Summer Slide is the term for lost school achievement growth that can occur over the summer. Researchers have found that students from low income families can especially be affected, losing between 2 to 3 months in their reading levels during this time. Unfortunately, this can add up, leaving many students as much as 2 ½ to 3 years behind their peers. Children who read during the summer are more likely to have their achievement remain steady or modestly increase. School and public librarians can work together to help solve this problem.
The Role of School Librarians
Before the school year ends, school librarians can start a book distribution program with community partners to ensure children have books to read. In Durham (County) NC, we have partnered with Book Harvest to provide two free books to students in the school system. Prior to that partnership, I allowed for summer book check out. Students were able to check out ten books over the summer. Another local school, Lacy Elementary, sponsors a bookmobile over the summer that visits area apartment complexes. I also help promote the Durham County Library Summer Reading Program. The children’s librarian brings promotional materials for students to take home. To incentivize school librarians to promote their SRP, the Durham County Library gives away STEM/Makerspace kits to local schools who increase their number of students who participate from the previous year, so it’s a win-win for both of us.

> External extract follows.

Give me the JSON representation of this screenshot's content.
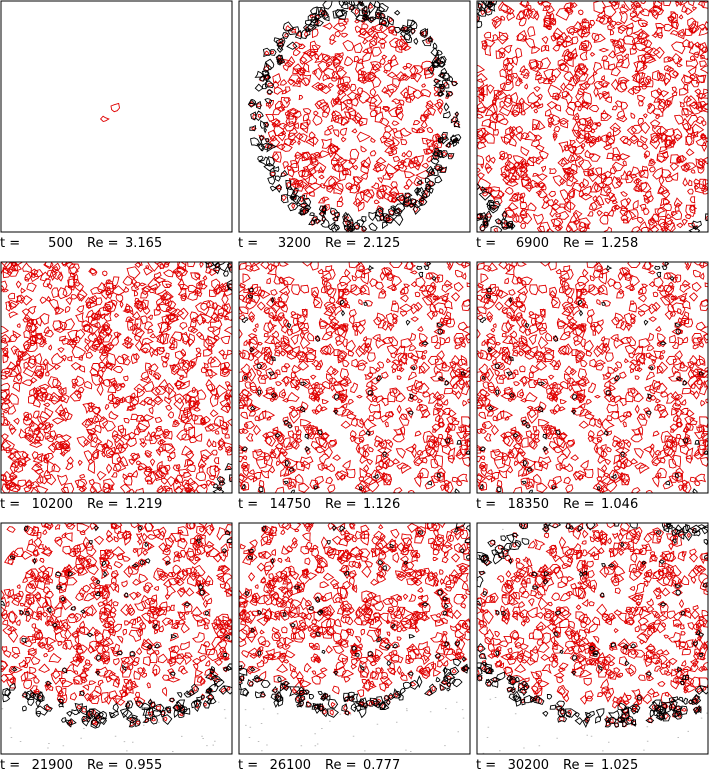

The Role of Public Librarians
When school is out, public libraries can serve as a classroom to students. We contribute to summer learning by bringing students into the library, encouraging them to read, and getting the entire family involved. We attract students with our programs and free access to music, videos, computers, and of course, books. Library collections reflect a wide range of interests and reading levels, and public librarians are ready to guide children in selecting items that fit their interests.
Public libraries also provide their patrons choice in the materials they select – a difference from the required reading at many schools. According to the Colorado Department of Education, children receive the most gains in reading achievement when they select reading materials themselves and read for enjoyment. These positive results are more consistent the more this free voluntary reading is practiced. Public librarians can contact their local school counterparts to see what books have been especially popular over the past year in the school libraries.
Working together, school and public libraries can give more access to books and encourage reading, which are key strategies in fighting summer slide.
Anne Ledford is Department Head of Youth Services for Lone Tree Library at Douglas County Public Libraries in Colorado. Michelle Burton is a School Library Media Specialist at Spring Valley Elementary in Durham, North Carolina. They are both members of the AASL/ALSC/YALSA Interdivisional Committee on School-Public Library Cooperation.